Allow Him to Take Us Away
by Rev. Matthew H. Zuberbueler
Reprinted by permission of "The Arlington Catholic Herald"
To Sunday Gospel Reflections Index
Mark wrote to explain Christ
to the new Gentile converts.
Again Jesus left the district of Tyre and went by way of Sidon to the Sea of Galilee, into the district of the Decapolis. And people brought to him a deaf man who had a speech impediment and begged him to lay his hand on him. He took him off by himself away from the crowd. He put his finger into the man's ears and, spitting, touched his tongue; then he looked up to heaven and groaned, and said to him, Ephphatha! - that is, "Be opened!" - And immediately the man's ears were opened, his speech impediment was removed, and he spoke plainly. He ordered them not to tell anyone. But the more he ordered them not to, the more they proclaimed it. They were exceedingly astonished and they said, "He has done all things well. He makes the deaf hear and the mute speak."
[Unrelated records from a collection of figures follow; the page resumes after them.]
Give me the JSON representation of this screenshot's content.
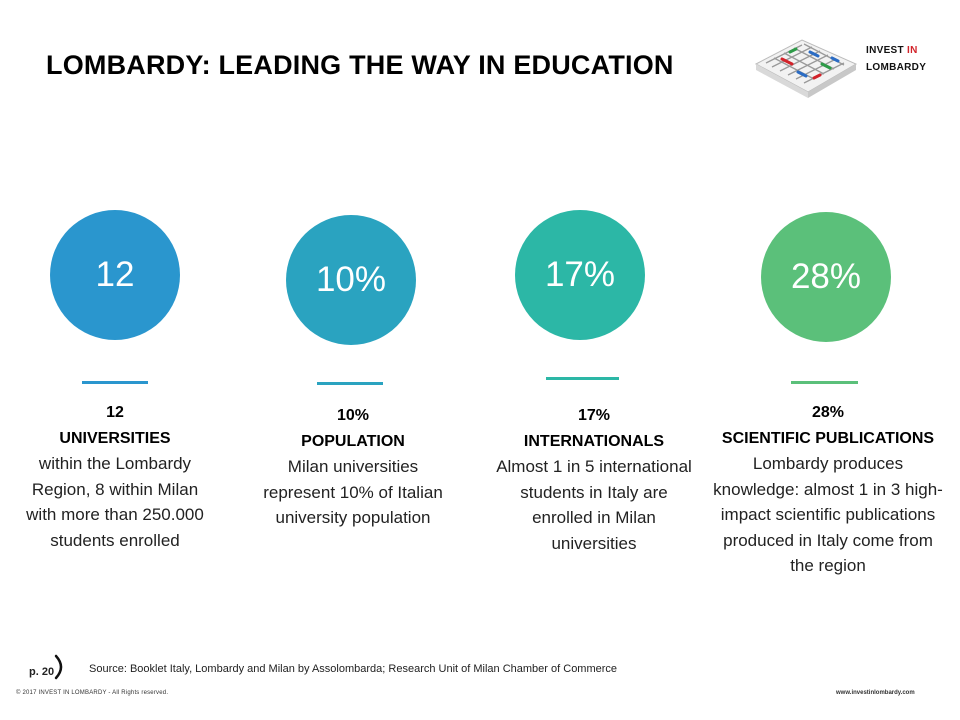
{
  "title": "LOMBARDY: LEADING THE WAY IN EDUCATION",
  "logo": {
    "line1_prefix": "INVEST ",
    "line1_accent": "IN",
    "line2": "LOMBARDY",
    "accent_color": "#d2232a"
  },
  "stats": [
    {
      "value": "12",
      "color": "#2a96ce",
      "stat": "12",
      "heading": "UNIVERSITIES",
      "body": "within the Lombardy Region, 8 within Milan with more than 250.000 students enrolled"
    },
    {
      "value": "10%",
      "color": "#2aa3c0",
      "stat": "10%",
      "heading": "POPULATION",
      "body": "Milan universities represent  10% of Italian university population"
    },
    {
      "value": "17%",
      "color": "#2cb7a6",
      "stat": "17%",
      "heading": "INTERNATIONALS",
      "body": "Almost 1 in 5 international students in Italy are enrolled in Milan universities"
    },
    {
      "value": "28%",
      "color": "#5bc07a",
      "stat": "28%",
      "heading": "SCIENTIFIC PUBLICATIONS",
      "body": "Lombardy produces knowledge: almost 1 in 3 high- impact scientific publications produced in Italy come from the region"
    }
  ],
  "footer": {
    "page": "p. 20",
    "source": "Source: Booklet Italy, Lombardy and Milan by Assolombarda; Research Unit of Milan Chamber of Commerce",
    "copyright": "© 2017 INVEST IN LOMBARDY -  All Rights reserved.",
    "website": "www.investinlombardy.com"
  }
}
A certain lesser known country music song suggests we can learn to listen for the sound of the breeze dying down and, even better, for the sound of the sun going down. In hectic Northern Virginia, the conditions for such listening can seem scarce. Still, the refinement within ourselves of an attentive listening spirit can at once help our prayer, balance our lives and keep us in tune with reality.
An ongoing friendship with God will necessarily involve learning to recognize the way God speaks to us. (Hint: Most likely we won’t hear voices). A fruitful way to test our listening skills could be to reflect on how our lives and prayer would be if we could not hear at all. Might the plight of the deaf man help us to navigate the noise this world offers?
In the Letter to the Romans (Rom 10:16-17), St. Paul writes that “faith comes from what is heard.” Consider the man in Sunday’s Gospel who has the healing encounter with Jesus. The text does not say if he had always been deaf. If so, he would have had to guess what sound sounds like. He would have been experiencing without sound the actions of the people around him who were bringing him to Jesus. In the best scenario he might have had friends close to him who were able to convey to him something about the man Jesus — about the great miracles he was accomplishing and His powerful teachings. The deaf man was accustomed to living without hearing sounds but, in his way, he could still hear — and listen.
It seems evident that he was not resistant to the faith of the people around him. Understanding that this Teacher, this Rabbi, this man Jesus might heal his hearing, the deaf man finds himself on the verge of a new kind of life. What was he thinking? Perhaps he was wondering what the experience of sound is like. Could he even imagine what he had been missing? What sound would he hear first if this Healer heals him? Will it work? Please, please let it work. Make me whole. Let me hear what they hear.
Face to face with Jesus, the man, with attentive and keen vision and well-developed perception, notices everything. He will cooperate. He will do what is asked of him. Jesus does something very interesting that merits reflection: He leads the man “by himself away from the crowd.” Why does Jesus do this? It seems more than coincidental that the preference of Jesus for keeping the miracle quiet and on the “down-low” would make the man’s first experience of sound an experience free from noise. How gracious is the Lord Jesus. How attentive to the needs of this suffering child of His. The account of the miracle records only one word spoken by Jesus to the deaf man: “Ephphatha!” (“Be opened!”). With that one word, having put His fingers in the man’s ears, Jesus gives the man the experience of sound.
It seems likely (although we don’t know for sure) that Jesus would have spoken more words to the healed man. But even if He didn’t it is beautiful to imagine that the man’s first experience of the world of sound, away from the noise of the crowd, was peaceful. His first moment in the world of sounds was not a startling one. Jesus took him far enough away from the crowd to keep his new experience in accord with his previous experience. The voice of Jesus or the sound of the breeze (maybe a bird singing?) would be harmonious with his new gift. In any case, it is likely that the man’s appreciation for sound was all the more keen because it was something he had never taken for granted.
When we pray, we need not seek or expect to hear voices. We should, however, allow our constant approach to Jesus to be one that allows Him to take us away from the noise, even if it is still noisy all around us. The gracious God will remove us from the noise and help us to listen. He will teach us to be attentive to His presence and His ways.